Sekretaris Menteri Koordinator (Sesmenko) Bidang Perekonomian Susiwijono Moegiarso menjelaskan alasan pemerintah ingin lebih mendorong pertumbuhan masyarakat kelas menengah.
Dia bilang, masyarakat kelas menengah Indonesia memiliki kontribusi ekonomi yang tinggi.
Selain itu, masyarakat kelas menengah dinilai juga men-generate atau menghasilkan pajak untuk negara.
"Justru kalau kelas menengah kita perbesar, selain kontribusi ke ekonominya tinggi, kelas menengah kan bisa men-generate juga untuk tax based-nya lebih besar. Jadi perpajakannya akan lebih bagus," ujar Susiwijono di Jakarta Pusat, Selasa (27/8/2024).
"Kita kan khawatir di 2023 ke 2024 ini kan proporsi kelas menengah dan aspiring middle class mulai agak turun sedikit kan, kita ingin meningkatkan kembali porsi, peran, dan kontribusi ke perekonomian," lanjutnya.
"Kalau kelas menengah jumlahnya meningkat, itu otomatis tax based-nya lebih tinggi. Pembayar pajaknya lebih besar. Itu salah satu aspek aja perpajakan," ujar Susiwijono lagi.
Maka dari itu, pemerintah telah mengucurkan banyak insentif untuk masyarakat kelas menengah.
Di antaranya seperti program perlindungan sosial, insentif pajak, kartu prakerja, jaminan kehilangan pekerjaan, pembayaran iuran yang ditanggung pemerintah untuk kesehatan, kredit usaha rakyat, dan lain-lain.

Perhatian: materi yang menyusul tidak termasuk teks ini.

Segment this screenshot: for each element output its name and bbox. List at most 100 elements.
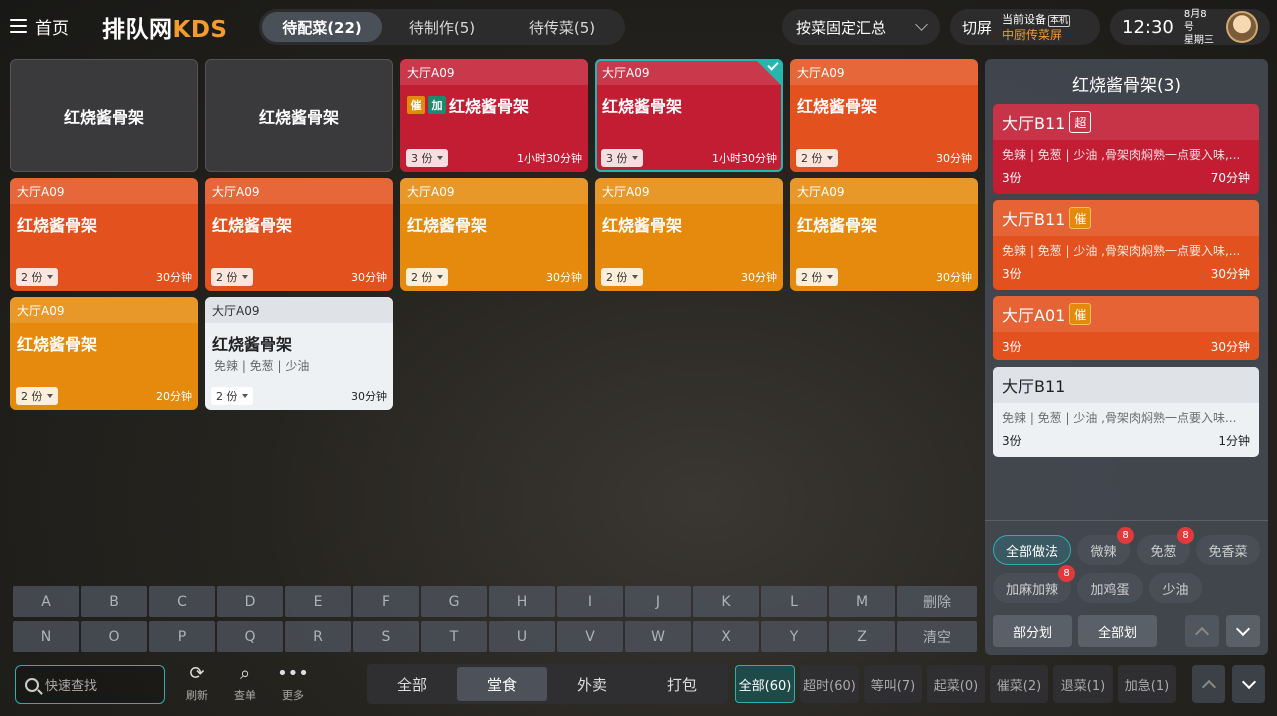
chevron-up-icon — [1194, 626, 1210, 641]
refresh-button[interactable]: ⟳ 刷新 — [177, 662, 217, 703]
home-button[interactable]: 首页 — [10, 12, 69, 40]
dish-card[interactable]: 大厅A09 红烧酱骨架 2 份 20分钟 — [10, 297, 198, 410]
key-j[interactable]: J — [625, 586, 691, 617]
panel-order-card[interactable]: 大厅A01 催 3份 30分钟 — [993, 296, 1259, 360]
key-g[interactable]: G — [421, 586, 487, 617]
key-o[interactable]: O — [81, 621, 147, 652]
qty-select[interactable]: 2 份 — [16, 387, 58, 405]
panel-order-card[interactable]: 大厅B11 催 免辣 | 免葱 | 少油 ,骨架肉焖熟一点要入味,... 3份 30… — [993, 200, 1259, 290]
method-chip-no-scallion[interactable]: 免葱 8 — [1137, 527, 1194, 565]
qty-select[interactable]: 2 份 — [796, 268, 838, 286]
key-c[interactable]: C — [149, 586, 215, 617]
filter-start[interactable]: 起菜(0) — [927, 665, 985, 703]
method-chip-less-oil[interactable]: 少油 — [1149, 573, 1202, 603]
caret-down-icon — [46, 394, 53, 398]
filter-urge[interactable]: 催菜(2) — [990, 665, 1048, 703]
dish-card[interactable]: 红烧酱骨架 — [10, 59, 198, 172]
query-order-button[interactable]: ⌕ 查单 — [225, 662, 265, 703]
key-x[interactable]: X — [693, 621, 759, 652]
key-e[interactable]: E — [285, 586, 351, 617]
filter-all[interactable]: 全部(60) — [735, 665, 795, 703]
switch-screen-button[interactable]: 切屏 — [962, 17, 992, 38]
tab-pending-cook[interactable]: 待制作(5) — [382, 12, 502, 42]
key-d[interactable]: D — [217, 586, 283, 617]
qty-select[interactable]: 2 份 — [601, 268, 643, 286]
key-b[interactable]: B — [81, 586, 147, 617]
tab-all-types[interactable]: 全部 — [367, 667, 457, 701]
dish-card[interactable]: 大厅A09 红烧酱骨架 2 份 30分钟 — [790, 178, 978, 291]
order-time: 30分钟 — [1210, 267, 1250, 281]
tab-delivery[interactable]: 外卖 — [547, 667, 637, 701]
qty-select[interactable]: 2 份 — [796, 149, 838, 167]
dish-name: 红烧酱骨架 — [602, 216, 683, 235]
panel-order-card[interactable]: 大厅B11 超 免辣 | 免葱 | 少油 ,骨架肉焖熟一点要入味,... 3份 70… — [993, 104, 1259, 194]
filter-waiting[interactable]: 等叫(7) — [864, 665, 922, 703]
qty-select[interactable]: 3 份 — [601, 149, 643, 167]
dish-card[interactable]: 大厅A09 红烧酱骨架 2 份 30分钟 — [790, 59, 978, 172]
qty-select[interactable]: 2 份 — [211, 268, 253, 286]
chip-label: 免香菜 — [1208, 544, 1248, 560]
key-m[interactable]: M — [829, 586, 895, 617]
key-i[interactable]: I — [557, 586, 623, 617]
filter-return[interactable]: 退菜(1) — [1053, 665, 1113, 703]
logo-main: 排队网 — [102, 17, 173, 43]
scroll-down-button[interactable] — [1226, 615, 1260, 647]
dish-card[interactable]: 大厅A09 红烧酱骨架 2 份 30分钟 — [10, 178, 198, 291]
scroll-up-button[interactable] — [1185, 615, 1219, 647]
qty-select[interactable]: 2 份 — [406, 268, 448, 286]
partial-mark-button[interactable]: 部分划 — [993, 615, 1072, 647]
key-l[interactable]: L — [761, 586, 827, 617]
key-t[interactable]: T — [421, 621, 487, 652]
refresh-icon: ⟳ — [189, 662, 205, 684]
summary-select[interactable]: 按菜固定汇总 — [782, 9, 940, 45]
dish-card[interactable]: 大厅A09 红烧酱骨架 免辣 | 免葱 | 少油 2 份 30分钟 — [205, 297, 393, 410]
key-w[interactable]: W — [625, 621, 691, 652]
key-p[interactable]: P — [149, 621, 215, 652]
filter-rush[interactable]: 加急(1) — [1118, 665, 1176, 703]
key-z[interactable]: Z — [829, 621, 895, 652]
qty-value: 3 份 — [411, 152, 433, 165]
key-v[interactable]: V — [557, 621, 623, 652]
page-down-button[interactable] — [1232, 665, 1265, 703]
tab-dine-in[interactable]: 堂食 — [457, 667, 547, 701]
search-input[interactable]: 快速查找 — [15, 665, 165, 704]
key-h[interactable]: H — [489, 586, 555, 617]
key-k[interactable]: K — [693, 586, 759, 617]
method-chip-extra-spicy[interactable]: 加麻加辣 8 — [993, 565, 1075, 603]
key-u[interactable]: U — [489, 621, 555, 652]
key-a[interactable]: A — [13, 586, 79, 617]
dish-card-selected[interactable]: 大厅A09 红烧酱骨架 3 份 1小时30分钟 — [595, 59, 783, 172]
count-badge: 8 — [1117, 527, 1134, 544]
qty-select[interactable]: 2 份 — [16, 268, 58, 286]
dish-card[interactable]: 大厅A09 红烧酱骨架 2 份 30分钟 — [400, 178, 588, 291]
dish-card[interactable]: 大厅A09 红烧酱骨架 2 份 30分钟 — [205, 178, 393, 291]
page-up-button[interactable] — [1192, 665, 1225, 703]
key-n[interactable]: N — [13, 621, 79, 652]
more-button[interactable]: ••• 更多 — [273, 662, 313, 703]
filter-overtime[interactable]: 超时(60) — [800, 665, 859, 703]
tab-pending-serve[interactable]: 待传菜(5) — [502, 12, 622, 42]
key-clear[interactable]: 清空 — [897, 621, 977, 652]
method-chip-all[interactable]: 全部做法 — [993, 535, 1071, 565]
method-chip-mild-spicy[interactable]: 微辣 8 — [1077, 527, 1134, 565]
dish-card[interactable]: 大厅A09 红烧酱骨架 2 份 30分钟 — [595, 178, 783, 291]
key-s[interactable]: S — [353, 621, 419, 652]
mark-all-button[interactable]: 全部划 — [1078, 615, 1157, 647]
avatar[interactable] — [1226, 11, 1258, 43]
qty-value: 3 份 — [606, 152, 628, 165]
key-f[interactable]: F — [353, 586, 419, 617]
dish-card[interactable]: 大厅A09 催 加 红烧酱骨架 3 份 1小时30分钟 — [400, 59, 588, 172]
dish-card[interactable]: 红烧酱骨架 — [205, 59, 393, 172]
tab-pending-prep[interactable]: 待配菜(22) — [262, 12, 382, 42]
qty-select[interactable]: 2 份 — [211, 387, 253, 405]
key-q[interactable]: Q — [217, 621, 283, 652]
key-r[interactable]: R — [285, 621, 351, 652]
qty-select[interactable]: 3 份 — [406, 149, 448, 167]
key-y[interactable]: Y — [761, 621, 827, 652]
tab-takeaway[interactable]: 打包 — [637, 667, 727, 701]
method-chip-no-cilantro[interactable]: 免香菜 — [1196, 535, 1260, 565]
method-chip-add-egg[interactable]: 加鸡蛋 — [1077, 573, 1143, 603]
caret-down-icon — [241, 275, 248, 279]
key-delete[interactable]: 删除 — [897, 586, 977, 617]
panel-order-card[interactable]: 大厅B11 免辣 | 免葱 | 少油 ,骨架肉焖熟一点要入味... 3份 1分钟 — [993, 367, 1259, 457]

Untuk di sektor perumahan, pemerintah telah mengucurkan Insentif Pajak Pertambahan Nilai (PPN) Ditanggung Pemerintah (DTP) 100 persen untuk sektor perumahan per 1 September hingga Desember 2024.
Lalu, ada juga penambahan kuota Fasilitas Likuiditas Pembiayaan Perumahan (FLPP) untuk Masyarakat Berpenghasilan Rendah (MBR) tahun 2024.
Kuota akan bertambah dari 166 ribu unit menjadi 200 ribu unit.